Monday, January 28, 2013

Interesting Choice

The Register-Star and the Daily Mail are running an Associated Press story today about the financial benefits to property owners from hydraulic fracturing: "Billions in gas drilling royalties transform lives." A search indicates that these papers seem never to have picked up any AP stories about the negative effects of fracking.


  1. When I worked at the Reg, I did in fact choose lots of stories about fracking for page A3 - the obituaries/state news page. Those stories generally don't go online, but the weekend editor chooses wire material for the Sunday and Monday online editions.
    A3 is a common page for the Reg and the Daily Mail, and I was careful to choose region stories about protests and support for the drilling method. AP moves plenty of relevant fracking copy almost every day. I suppose you aren't a subscriber to the paper edition. I could get into the strange and perhaps questionable premise of not putting news that appears in the paper on the newspaper's website (especially when it's wire material, thus an easy grab), but I won't here.

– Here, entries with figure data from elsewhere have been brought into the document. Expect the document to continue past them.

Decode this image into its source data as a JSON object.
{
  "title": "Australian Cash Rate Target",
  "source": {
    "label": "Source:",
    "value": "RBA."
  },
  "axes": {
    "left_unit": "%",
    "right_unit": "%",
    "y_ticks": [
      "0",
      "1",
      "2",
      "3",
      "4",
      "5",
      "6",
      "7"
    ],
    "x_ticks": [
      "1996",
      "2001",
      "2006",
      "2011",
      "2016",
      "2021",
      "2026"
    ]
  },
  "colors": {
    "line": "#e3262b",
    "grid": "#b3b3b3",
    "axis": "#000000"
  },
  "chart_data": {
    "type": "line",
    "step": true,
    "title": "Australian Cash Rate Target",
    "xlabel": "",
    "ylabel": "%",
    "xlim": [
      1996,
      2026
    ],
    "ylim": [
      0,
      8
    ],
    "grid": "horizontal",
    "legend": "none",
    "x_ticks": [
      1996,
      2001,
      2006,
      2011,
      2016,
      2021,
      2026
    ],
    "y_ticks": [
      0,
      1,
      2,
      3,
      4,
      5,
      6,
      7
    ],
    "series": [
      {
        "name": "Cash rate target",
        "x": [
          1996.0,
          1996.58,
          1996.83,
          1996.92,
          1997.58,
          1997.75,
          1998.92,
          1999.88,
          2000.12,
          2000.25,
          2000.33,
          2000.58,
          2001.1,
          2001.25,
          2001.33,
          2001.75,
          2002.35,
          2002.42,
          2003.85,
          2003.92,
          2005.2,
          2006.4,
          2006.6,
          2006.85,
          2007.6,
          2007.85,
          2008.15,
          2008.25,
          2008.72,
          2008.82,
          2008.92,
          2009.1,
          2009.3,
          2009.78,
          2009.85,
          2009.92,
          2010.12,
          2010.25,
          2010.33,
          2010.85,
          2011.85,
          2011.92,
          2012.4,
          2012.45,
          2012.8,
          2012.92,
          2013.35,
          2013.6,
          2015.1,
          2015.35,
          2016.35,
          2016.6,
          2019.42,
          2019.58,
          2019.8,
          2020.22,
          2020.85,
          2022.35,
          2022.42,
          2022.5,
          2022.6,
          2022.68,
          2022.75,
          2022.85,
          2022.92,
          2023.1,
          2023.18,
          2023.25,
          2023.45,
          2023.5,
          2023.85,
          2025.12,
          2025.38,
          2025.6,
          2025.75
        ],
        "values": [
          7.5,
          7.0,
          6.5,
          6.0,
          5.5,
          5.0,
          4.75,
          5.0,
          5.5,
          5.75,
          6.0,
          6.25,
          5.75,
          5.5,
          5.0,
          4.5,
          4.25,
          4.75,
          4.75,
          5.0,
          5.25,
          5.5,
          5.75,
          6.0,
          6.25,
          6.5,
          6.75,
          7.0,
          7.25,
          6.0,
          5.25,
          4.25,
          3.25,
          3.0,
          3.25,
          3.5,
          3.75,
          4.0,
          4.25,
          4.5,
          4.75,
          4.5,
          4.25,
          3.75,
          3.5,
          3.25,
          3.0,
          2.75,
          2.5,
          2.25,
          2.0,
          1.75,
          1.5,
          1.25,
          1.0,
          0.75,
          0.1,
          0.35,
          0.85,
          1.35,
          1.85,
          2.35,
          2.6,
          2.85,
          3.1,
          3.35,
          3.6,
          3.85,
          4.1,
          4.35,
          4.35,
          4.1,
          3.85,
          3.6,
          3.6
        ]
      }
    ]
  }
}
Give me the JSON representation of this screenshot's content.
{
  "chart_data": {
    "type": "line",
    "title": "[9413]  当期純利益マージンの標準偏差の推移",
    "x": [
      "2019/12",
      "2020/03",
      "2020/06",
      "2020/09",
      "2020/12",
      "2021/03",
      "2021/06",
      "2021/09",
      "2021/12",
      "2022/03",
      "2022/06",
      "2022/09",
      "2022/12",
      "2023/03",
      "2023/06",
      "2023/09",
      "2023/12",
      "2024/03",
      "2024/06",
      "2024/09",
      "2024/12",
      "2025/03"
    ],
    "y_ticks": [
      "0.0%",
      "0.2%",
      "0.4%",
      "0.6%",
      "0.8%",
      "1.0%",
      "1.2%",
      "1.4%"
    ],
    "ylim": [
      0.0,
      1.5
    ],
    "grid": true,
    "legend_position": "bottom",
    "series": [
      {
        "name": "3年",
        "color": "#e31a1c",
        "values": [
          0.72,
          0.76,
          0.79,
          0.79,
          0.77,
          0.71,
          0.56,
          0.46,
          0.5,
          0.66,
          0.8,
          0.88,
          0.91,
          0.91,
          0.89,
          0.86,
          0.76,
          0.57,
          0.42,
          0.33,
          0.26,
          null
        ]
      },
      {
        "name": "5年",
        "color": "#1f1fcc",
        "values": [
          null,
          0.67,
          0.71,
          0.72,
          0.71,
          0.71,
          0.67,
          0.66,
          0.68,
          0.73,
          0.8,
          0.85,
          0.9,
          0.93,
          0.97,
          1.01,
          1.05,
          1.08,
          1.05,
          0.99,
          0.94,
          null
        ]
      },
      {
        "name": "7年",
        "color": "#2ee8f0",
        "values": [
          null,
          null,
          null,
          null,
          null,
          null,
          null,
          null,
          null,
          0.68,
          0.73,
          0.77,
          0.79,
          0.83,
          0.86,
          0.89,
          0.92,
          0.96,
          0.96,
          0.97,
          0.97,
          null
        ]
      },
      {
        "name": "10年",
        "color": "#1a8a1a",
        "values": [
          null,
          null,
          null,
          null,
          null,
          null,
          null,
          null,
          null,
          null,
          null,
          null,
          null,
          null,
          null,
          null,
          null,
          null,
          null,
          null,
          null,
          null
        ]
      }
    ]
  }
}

  2. Of all the places in Pennsylvania, to pick up an AP for pro fracking
    Sept 2012
    Pittsburgh C. C. Patrick Dowd is introducing legislation
    that will repeal the city’s ban on hydro-fracking.
    In an attempt to open the door to industry and undo the important precedent
    set by Pittsburgh’s prohibition against this destructive and ecocidal practice,
    Dowd has been speaking with other council members and the press
    about his desire to reverse the ban on fracking.

    12/1/10Pittsburgh Bans Hydrofracking
    The Pittsburgh city council has passed a historic ordinance
    -- the first of its kind in the nation -- banning corporations from hydrofracking
    for natural gas within the city limits.
    Pittsburgh sits atop the natural gas-rich Marcellus Shale formation,
    and corporations have already bought leases to drill there
    -- including underneath public parks and in cemeteries.

    Hydrofracking threatens surface and groundwater,
    and has been blamed for fatal explosions,
    contaminated drinking water, and polluted rivers.
    The hydrofracking process releases carcinogens
    like benzene and radioactive ores like uranium, along with methane.....

    The actions of the Pittsburgh city council starkly contrast
    with the flaccid posture of the Pennsylvania
    state government to hydrofracking regulation.
    The state recently paid thousands of dollars to
    a private contractor to investigate hydrofracking opponents.
    In this year's Pennsylvania elections, hundreds of thousands of industry dollars
    poured into the campaigns of pro-hydrofracking candidates.

    Even as its towns and municipalities increasingly oppose hydrofracking,
    the state continues to issue hydrofracking permits.

    The hydrofracking industry has worked hand-in-glove with elected officials
    and state and federal agencies to prepare the way for the controversial drilling technique
    , exempting hydrofracking from federal regulation
    and passing state laws barring municipalities from trying to regulate the practice.

    The article from Pro Publica.

  3. These Columbia and Greene County newspapers made an odd choice running the story at all.

    I'd quibble with some of the claims (e.g. how royalties really work), but on content alone the story is local news from somewhere else.